Spring-Green Stick Figures
Just now, slouched half-turned toward the window with one leg angled on the sill, listening to Thao Nguyen(*) while working on a project concerning linkages between queer and animal liberation, I started to stare off into space out the window and instead found myself looking right into the eyes of the very young preying mantis perched on my knee looking intently at me.
That felt like good luck to me, especially considering the suddenness of her appearance and the way she looked right in my eyes, as if she had come to tell me something. But of course, she was probably just mystified, having inadvertently hitched a ride on me from the mailbox, which stands among bushes that mantises like. No, not a good luck charm at all, just a scared young animal — like the juvenile turtle I helped cross the road yesterday — grappling with unexpected complexities caused by human constructions. Of course, I hopped gently out the door, keeping my knee as level as possible, and brought her back to the bushes. But it wasn’t until after I had left her in one patch of bushes known to be inhabited by mantises that I realized she must have come from the bushes by the mailbox. I hope she’ll be okay.

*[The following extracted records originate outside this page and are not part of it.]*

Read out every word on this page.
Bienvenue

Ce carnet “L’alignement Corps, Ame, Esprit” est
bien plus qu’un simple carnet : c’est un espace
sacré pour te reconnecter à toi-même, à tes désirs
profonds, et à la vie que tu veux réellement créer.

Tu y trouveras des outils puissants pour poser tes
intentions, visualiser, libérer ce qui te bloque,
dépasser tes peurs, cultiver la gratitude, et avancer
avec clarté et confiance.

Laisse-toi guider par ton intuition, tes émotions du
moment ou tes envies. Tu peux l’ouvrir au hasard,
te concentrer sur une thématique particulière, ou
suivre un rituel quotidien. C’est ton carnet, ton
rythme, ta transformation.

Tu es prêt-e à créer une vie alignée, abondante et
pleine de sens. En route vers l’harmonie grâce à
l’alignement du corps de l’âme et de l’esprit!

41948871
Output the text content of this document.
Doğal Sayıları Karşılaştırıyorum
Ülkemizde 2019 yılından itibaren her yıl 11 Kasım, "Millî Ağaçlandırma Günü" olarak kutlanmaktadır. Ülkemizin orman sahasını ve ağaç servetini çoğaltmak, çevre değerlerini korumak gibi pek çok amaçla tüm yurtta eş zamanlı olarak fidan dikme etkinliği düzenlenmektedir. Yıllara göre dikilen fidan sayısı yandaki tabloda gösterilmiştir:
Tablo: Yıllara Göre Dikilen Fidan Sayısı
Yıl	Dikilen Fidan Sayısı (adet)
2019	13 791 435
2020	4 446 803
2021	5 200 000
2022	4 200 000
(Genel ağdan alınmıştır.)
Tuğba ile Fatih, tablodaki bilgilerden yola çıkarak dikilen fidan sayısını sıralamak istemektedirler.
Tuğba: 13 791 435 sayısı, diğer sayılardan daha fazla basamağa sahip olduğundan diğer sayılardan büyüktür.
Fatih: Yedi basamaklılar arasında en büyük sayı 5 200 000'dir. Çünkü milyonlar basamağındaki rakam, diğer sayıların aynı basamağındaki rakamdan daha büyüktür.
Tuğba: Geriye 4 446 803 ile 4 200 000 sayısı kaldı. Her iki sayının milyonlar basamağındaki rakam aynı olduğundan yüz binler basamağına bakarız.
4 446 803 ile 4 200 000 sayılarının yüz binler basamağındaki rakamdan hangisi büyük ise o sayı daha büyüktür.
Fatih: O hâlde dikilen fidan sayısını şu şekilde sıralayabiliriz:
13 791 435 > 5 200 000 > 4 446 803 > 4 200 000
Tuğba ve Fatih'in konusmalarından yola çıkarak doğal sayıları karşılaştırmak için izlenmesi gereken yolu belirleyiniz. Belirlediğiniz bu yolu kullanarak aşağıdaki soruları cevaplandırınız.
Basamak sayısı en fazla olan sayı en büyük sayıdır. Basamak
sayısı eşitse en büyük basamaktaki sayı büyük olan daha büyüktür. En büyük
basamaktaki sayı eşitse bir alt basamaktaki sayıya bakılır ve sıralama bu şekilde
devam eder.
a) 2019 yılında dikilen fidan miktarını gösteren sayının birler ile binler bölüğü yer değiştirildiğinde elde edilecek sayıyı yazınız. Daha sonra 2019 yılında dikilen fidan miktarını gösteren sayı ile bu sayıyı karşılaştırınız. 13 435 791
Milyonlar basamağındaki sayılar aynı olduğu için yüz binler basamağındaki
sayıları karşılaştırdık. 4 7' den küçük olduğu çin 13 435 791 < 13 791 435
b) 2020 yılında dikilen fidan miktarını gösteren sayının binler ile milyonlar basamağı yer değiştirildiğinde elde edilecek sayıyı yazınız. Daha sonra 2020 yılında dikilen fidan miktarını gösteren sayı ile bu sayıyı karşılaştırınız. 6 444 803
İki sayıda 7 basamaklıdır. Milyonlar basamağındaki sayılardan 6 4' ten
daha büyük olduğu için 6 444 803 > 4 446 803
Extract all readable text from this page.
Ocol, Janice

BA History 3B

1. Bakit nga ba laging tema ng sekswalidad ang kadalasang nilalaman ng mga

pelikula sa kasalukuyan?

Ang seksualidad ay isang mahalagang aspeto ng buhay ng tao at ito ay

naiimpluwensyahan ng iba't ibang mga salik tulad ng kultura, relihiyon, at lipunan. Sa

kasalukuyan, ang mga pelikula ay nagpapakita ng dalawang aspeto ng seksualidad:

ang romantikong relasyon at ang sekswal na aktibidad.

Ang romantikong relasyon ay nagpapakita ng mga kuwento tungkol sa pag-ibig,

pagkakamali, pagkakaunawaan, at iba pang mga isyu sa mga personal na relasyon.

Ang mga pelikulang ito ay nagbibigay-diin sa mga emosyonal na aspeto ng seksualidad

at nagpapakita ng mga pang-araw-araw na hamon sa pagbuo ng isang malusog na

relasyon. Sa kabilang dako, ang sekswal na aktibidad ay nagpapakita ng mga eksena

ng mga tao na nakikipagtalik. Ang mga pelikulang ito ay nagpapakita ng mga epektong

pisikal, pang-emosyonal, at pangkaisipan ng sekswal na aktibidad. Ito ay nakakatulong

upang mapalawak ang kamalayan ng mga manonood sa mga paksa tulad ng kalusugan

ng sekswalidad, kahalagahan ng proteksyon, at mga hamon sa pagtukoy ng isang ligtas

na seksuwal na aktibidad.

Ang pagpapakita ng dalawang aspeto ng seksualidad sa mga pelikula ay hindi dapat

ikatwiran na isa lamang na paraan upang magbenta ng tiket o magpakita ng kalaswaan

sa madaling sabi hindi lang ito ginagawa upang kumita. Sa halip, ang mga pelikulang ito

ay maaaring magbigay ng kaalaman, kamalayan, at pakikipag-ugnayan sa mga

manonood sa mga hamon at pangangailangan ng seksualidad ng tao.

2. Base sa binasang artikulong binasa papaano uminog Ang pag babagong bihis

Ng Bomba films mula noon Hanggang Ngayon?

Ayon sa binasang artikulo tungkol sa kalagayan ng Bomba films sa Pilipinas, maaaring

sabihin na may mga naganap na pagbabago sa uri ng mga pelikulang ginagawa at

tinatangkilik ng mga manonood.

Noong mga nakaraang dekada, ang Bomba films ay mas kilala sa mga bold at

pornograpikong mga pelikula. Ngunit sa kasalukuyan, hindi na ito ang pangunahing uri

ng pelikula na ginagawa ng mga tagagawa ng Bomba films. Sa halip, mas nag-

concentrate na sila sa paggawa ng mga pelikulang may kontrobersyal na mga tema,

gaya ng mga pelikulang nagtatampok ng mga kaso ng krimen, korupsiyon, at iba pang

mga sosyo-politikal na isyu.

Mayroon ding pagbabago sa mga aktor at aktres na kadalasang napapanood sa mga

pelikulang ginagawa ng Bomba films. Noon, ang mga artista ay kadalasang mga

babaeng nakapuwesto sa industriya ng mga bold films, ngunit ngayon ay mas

I remember one summer day when I was quite young, brooding by myself on the blacktop playground of the neighborhood elementary school when some boys came along and started throwing rocks at a huge preying mantis trapped on the iron grill over one of the windows. I was really scared — of them and for her — but I somehow managed to convince them that preying mantises were an endangered species and the cops would come to get them if they killed her.
These stories aren’t parables. They’re just what happened.
(*) Thao Nguyen is an extraordinary singer-songwriter with a unique vocal style, interestingly shifting rhythms, and breathtakingly poetic (and often startling) lyrics. Her first album, Like the Linen, was released under her own name. Then she dropped the “Nguyen” (I guess because everybody kept mispronouncing it) so you can find her latest album, We Brave Bee Stings and All, under “Thao.” The lyric that startled me into to staring off into space in the first place was from her song Violet on the new album: “it must be hard on your bodyguards when you charge at icicles eye-level to your heart.”

June 24th, 2008 at 1:18 pm
I am always happy to read stories of people who can appreciate the non-humans in their lives without having to explain their presence as Messages From The Universe, and I’m especially happy to read stories in which people explain that non-humans are not here for that purpose.
June 24th, 2008 at 11:08 pm
but I somehow managed to convince them that preying mantises were an endangered species and the cops would come to get them if they killed her.
that is at least twelve degrees of awesomeness!